5 Responses to “Code coverage and BinNavi”

  1. […] blog.zynamics.com the official zynamics company blog « Code coverage and BinNavi […]

  2. beist says:

    Nice posting. Binnavi seems very awesome. I see many good API it has. 🙂

    By the way, I’m using IDA and I often have to do code-coverage as well. I wanted to attach to a process but not load a binary. But, IDA didn’t analyze functions in a process that I attached. So, I used a dirty way to solve this problem.

    First off, I loaded the binary of the process in IDA, And recorded all function information through IDAPython(+sqllite). Next, I ran the binary and attached to the process and recovered the function information using the recorded data. IDA gives us a nice API to easily do this, MakeFunction(). 😀

    Anyway, my friend’s company is using BinNavi and maybe I’ll meet him soon.
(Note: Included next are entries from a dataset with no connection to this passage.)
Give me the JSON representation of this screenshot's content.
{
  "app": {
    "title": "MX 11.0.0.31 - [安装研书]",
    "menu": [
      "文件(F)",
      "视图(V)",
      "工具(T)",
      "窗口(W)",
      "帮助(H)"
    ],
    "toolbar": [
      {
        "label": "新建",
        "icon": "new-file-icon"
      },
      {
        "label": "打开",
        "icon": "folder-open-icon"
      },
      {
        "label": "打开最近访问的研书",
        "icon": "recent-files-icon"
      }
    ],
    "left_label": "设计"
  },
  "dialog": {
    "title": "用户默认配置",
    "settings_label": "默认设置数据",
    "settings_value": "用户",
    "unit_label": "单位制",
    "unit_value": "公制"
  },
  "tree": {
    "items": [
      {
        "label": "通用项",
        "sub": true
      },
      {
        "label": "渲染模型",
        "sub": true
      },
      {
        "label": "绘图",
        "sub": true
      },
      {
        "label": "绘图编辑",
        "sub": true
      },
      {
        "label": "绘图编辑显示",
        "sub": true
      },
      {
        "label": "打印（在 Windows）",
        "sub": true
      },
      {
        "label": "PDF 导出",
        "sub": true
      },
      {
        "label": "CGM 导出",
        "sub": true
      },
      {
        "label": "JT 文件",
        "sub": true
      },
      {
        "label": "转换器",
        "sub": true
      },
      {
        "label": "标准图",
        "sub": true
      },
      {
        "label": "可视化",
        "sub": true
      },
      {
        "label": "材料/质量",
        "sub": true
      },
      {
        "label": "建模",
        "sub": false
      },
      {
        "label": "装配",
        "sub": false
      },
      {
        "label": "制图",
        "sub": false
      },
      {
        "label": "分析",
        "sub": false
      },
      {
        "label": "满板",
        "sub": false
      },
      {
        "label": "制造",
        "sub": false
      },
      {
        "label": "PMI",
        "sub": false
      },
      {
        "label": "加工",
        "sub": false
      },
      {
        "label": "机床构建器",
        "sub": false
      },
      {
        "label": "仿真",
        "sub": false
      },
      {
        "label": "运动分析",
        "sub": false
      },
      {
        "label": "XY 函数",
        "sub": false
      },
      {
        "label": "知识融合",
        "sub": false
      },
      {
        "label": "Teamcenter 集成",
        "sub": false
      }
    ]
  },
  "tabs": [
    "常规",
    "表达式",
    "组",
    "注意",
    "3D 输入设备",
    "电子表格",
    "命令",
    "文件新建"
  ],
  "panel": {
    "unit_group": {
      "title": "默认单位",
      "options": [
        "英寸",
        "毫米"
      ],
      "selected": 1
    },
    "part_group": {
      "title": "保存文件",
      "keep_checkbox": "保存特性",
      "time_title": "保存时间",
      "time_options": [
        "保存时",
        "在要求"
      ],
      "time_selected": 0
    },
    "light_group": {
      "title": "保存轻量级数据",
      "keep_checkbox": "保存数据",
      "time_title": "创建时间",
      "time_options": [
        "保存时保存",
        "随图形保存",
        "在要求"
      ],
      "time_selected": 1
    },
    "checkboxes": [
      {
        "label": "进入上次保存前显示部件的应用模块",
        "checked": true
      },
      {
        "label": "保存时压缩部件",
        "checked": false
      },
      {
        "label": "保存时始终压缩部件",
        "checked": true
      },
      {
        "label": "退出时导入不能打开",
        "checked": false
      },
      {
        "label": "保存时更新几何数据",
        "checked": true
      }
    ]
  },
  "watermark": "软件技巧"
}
He may will give some demo to me, meaning, I’m so excited. 🙂

  3. Sebastian Porst says:

    Hi beist,

    that’s a good approach but I am wondering about the speed. Without testing it I fear that IDA + IDAPython is really slow for something that produces as much data as your trace. Have you ever thought about trying some other tool to generate the trace for you? (OllyDBG’s trace mode, Pin, DynamoRIO, …)?

  4. beist says:

    Hi!

    I’ve tested only in immunity debugger and PIN. I think PIN gives us the best speed and very nice API, but I just wanted to take a chance to play on python. Just started IDAPython a month ago, yeah, I know now python language is the best for prototypes. 😉 How about Binnavi though?

  5. Sebastian Porst says:

    Hi beist,

    I wouldn’t use BinNavi for anything speed-critical because all BinNavi debuggers are remote debuggers and even if you’re on blog.zynamics.com you still need a round-trip through TCP/IP for each event. Mind you, BinNavi is fast enough for most things (our trace mode can process like 150 breakpoint hits per second on my PC) but for serious instruction tracing I would rather use a dedicated dynamic instrumentation tool.